一方、山谷氏は記者団に対し「人権侵害が深刻な中国の現状に鑑み、態度を示す必要があり、総理の決断を期待したい」と促しています。

また、安倍元総理も、7日のBSフジ番組で、「外交的ボイコット」について「競技とは関係ない。そこは分けて考えないといけない……首脳や外相、大臣が行くのはある種、国の一つの意思表示になる」と語り、岸田総理が「国益の観点から判断する」と述べた点については「政府の立場としてはその通りだと思うが、おそらく、だいぶ判断しておられると想像している」と暗に牽制しています。


3.閣僚派遣見送り検討


外交的ボイコットについて、松野博一官房長官は記者会見で「適切な時期に諸般の事情を総合的に勘案して自ら判断する。現時点では何ら決まっていない……わが国としては北京冬季大会が五輪およびパラリンピックの理念にのっとり、平和の祭典として開催されることを期待している」と述べ、アメリカから同調を求められたかどうかは明らかにしませんでした。

また、林外相も「今後、適切な時期に諸般の事情を総合的に勘案して判断するが、現時点では何ら決まっていない。大会が五輪とパラリンピックの理念にのっとり、平和の祭典として開催されることを期待している」と述べ、アメリカが外交的ボイコットを発表したことについても「各国の対応についてコメントすることは差し控えたい」と口を噤んでいます。

外務省関係者によると、アメリカ政府からは外交使節団の派遣見送りを決めたとの通知があったそうですけれども、それだけで終わるとも思えません。何等かの圧力はあったと考えてよいのではないかと思います。

というのも、他国に先駆けて「外交的ボイコット」を宣言することそのものが、他国への圧力になるからです。ましてや同盟国なら猶更です。

更には今月9~10日、バイデン政権は、世界約110の国・地域の指導者らを招いた初の「民主主義サミット」をオンライン形式で開催します。その直前に「外交的ボイコット」を発表したということは、「民主主義サミット」が「外交的ボイコット」の根回しあるいは意思確認の場になるということです。実に分かり易いタイミングです。
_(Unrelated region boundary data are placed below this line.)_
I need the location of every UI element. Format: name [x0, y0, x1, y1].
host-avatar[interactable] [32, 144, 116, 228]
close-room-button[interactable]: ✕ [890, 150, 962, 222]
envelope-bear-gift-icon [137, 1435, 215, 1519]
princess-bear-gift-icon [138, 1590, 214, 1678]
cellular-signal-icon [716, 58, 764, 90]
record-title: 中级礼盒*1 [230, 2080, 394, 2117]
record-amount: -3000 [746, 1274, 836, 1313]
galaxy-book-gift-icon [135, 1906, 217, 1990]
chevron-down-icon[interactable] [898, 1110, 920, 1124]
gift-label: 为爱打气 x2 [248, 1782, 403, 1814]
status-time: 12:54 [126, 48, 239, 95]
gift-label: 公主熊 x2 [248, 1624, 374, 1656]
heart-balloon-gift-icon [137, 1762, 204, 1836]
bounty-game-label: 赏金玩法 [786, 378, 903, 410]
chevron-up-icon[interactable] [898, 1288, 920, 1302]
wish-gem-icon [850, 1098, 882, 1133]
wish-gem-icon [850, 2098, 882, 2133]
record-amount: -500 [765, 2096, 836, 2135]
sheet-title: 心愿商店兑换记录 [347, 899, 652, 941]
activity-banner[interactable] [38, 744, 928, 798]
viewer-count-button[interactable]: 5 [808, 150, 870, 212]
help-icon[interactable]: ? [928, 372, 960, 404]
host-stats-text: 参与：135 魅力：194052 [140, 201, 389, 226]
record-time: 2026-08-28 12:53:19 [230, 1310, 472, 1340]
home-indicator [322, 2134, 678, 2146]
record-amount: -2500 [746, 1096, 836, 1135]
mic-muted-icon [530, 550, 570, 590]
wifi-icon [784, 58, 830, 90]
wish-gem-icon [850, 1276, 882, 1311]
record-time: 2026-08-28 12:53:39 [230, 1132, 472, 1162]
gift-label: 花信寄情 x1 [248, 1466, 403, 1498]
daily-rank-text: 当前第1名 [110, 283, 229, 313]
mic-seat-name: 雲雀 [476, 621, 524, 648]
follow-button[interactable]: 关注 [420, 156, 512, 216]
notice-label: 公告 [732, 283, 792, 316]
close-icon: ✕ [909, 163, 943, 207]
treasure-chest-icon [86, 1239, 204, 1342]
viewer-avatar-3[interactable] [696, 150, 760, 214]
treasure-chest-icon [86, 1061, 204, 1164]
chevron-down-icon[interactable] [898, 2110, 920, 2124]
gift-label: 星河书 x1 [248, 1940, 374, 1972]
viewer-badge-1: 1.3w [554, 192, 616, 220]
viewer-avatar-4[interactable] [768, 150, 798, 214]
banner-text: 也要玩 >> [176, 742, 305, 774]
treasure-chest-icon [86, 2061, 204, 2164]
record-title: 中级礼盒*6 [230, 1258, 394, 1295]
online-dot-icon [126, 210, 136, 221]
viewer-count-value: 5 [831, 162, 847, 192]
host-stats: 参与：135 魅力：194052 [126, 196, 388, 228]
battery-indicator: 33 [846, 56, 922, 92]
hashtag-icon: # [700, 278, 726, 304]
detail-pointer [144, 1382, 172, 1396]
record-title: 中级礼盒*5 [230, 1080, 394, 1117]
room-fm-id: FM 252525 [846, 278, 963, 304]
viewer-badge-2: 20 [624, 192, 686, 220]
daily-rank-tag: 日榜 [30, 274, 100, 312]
既に一部の報道では、北京冬季五輪への閣僚の派遣を見送る方向で検討しているとも伝えられています。

政府内では、閣僚ではないスポーツ庁の室伏広治長官や日本オリンピック委員会の山下泰裕会長を派遣する案が浮上しているそうなのですけれども、これは、閣僚どころか政府関係者ではない人を派遣すれば、事実上の「外交的ボイコット」になるということなのだと思われます。

果たしてそれで済むのかどうか。

まだ一波乱あるような気がします。